However, the lack of success of previous studies does not demonstrate that the role of a patient's genetic variants in oxaliplatin efficacy is irrelevant. Previous studies have often been limited by small sample sizes, lack of adjustment for relevant covariates, multiple testing correction, and non-specific treatment definitions. Most studies assessed genetic variants only as prognostic markers, that is, association with outcome among patients with colorectal cancer who received a specified standard treatment such as adjuvant chemotherapy with oxaliplatin, but not as predictive markers, i.e., differential association with outcome according to the type of chemotherapy (e.g., with oxaliplatin versus without oxaliplatin). This study aimed to validate previously reported associations of prognostic and predictive genetic markers for oxaliplatin treatment outcome using a large independent patient with colorectal cancer sample and to evaluate further functional variants as potential prognostic/predictive markers.

Materials and MethodsStudy population

We included patients recruited between 2003 and 2015 from an ongoing population-based case–control study (DACHS, colorectal cancer: chances for prevention through screening). Details of the study have been described previously (27, 28). Patients were eligible if they were at least 30 years of age at diagnosis, were proficient in German, had the mental and physical ability to participate in the study, and lived in the Rhine-Neckar-Odenwald region in Germany. At recruitment, extensive information on sociodemographic characteristics, medical history, and lifestyle factors was collected by trained interviewers using standardized questionnaires. Information on vital status, date, and cause of death were obtained from the local population registries and health authorities at 3-year, 5-year, and 10-year follow-up. About 3 years after diagnosis, we requested information on colorectal cancer treatment and recurrence from treating physicians. After 5 and 10 years, questionnaires were sent to the patients to obtain, among other items, information on recurrence status (re-appearance or metastases). If colorectal cancer recurrence was stated, the treating physician was contacted for validation and to obtain further details. For patients who died during follow-up or were lost to follow-up, recurrence history was obtained from the last attending physician. All patients gave their written informed consent. The ethics committees of the Medical Faculty of the University of Heidelberg and the State Medical Boards of Baden-Wuerttemberg and Rhineland-Palatinate approved the study.

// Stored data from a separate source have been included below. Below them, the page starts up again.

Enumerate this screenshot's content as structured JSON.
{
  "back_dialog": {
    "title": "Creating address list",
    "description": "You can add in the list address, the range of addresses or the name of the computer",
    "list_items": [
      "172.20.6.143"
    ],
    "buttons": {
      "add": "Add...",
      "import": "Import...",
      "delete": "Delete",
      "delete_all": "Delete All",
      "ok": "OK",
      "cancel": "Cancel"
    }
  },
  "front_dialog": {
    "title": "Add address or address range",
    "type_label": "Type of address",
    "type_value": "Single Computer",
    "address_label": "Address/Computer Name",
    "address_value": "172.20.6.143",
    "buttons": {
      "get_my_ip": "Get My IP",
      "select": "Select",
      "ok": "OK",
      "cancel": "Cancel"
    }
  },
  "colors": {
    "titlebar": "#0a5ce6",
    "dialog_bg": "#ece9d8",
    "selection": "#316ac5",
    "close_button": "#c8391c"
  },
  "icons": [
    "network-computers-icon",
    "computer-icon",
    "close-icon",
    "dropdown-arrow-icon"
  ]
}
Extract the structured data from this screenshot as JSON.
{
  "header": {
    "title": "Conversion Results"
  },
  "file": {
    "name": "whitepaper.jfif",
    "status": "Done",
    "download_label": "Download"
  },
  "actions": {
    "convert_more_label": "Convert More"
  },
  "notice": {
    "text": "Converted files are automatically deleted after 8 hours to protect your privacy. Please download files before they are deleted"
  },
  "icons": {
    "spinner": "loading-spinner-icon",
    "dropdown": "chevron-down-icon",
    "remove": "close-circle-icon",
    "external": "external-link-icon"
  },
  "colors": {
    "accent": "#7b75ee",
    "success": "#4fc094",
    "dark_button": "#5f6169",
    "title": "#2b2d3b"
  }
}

Figure 1 provides an overview of the inclusion of cases. Genotype and complete follow-up data (for either 3, 5, or 10 years) were available for a total of 3,689 histologically confirmed cases diagnosed between 2003 and 2014. We excluded patients who had not received adjuvant chemotherapy, received neoadjuvant chemotherapy, had an unknown start date of chemotherapy, or died within 30 days of the start of chemotherapy. Of patients treated with first-line adjuvant chemotherapy, we defined patients as having received oxaliplatin-based treatment if they received four or more cycles of oxaliplatin; otherwise, they were considered to have received non-oxaliplatin based treatment based on discussions with clinicians. When the number of cycles was not available, this was calculated using the difference between the start date and the end date of treatment divided by 28 days multiplied by two. Later-lines treatments were not considered in our analyses. In the current study, 1,502 patients with stage II–IV were included, of which 559 (37%) received four or more cycles of oxaliplatin.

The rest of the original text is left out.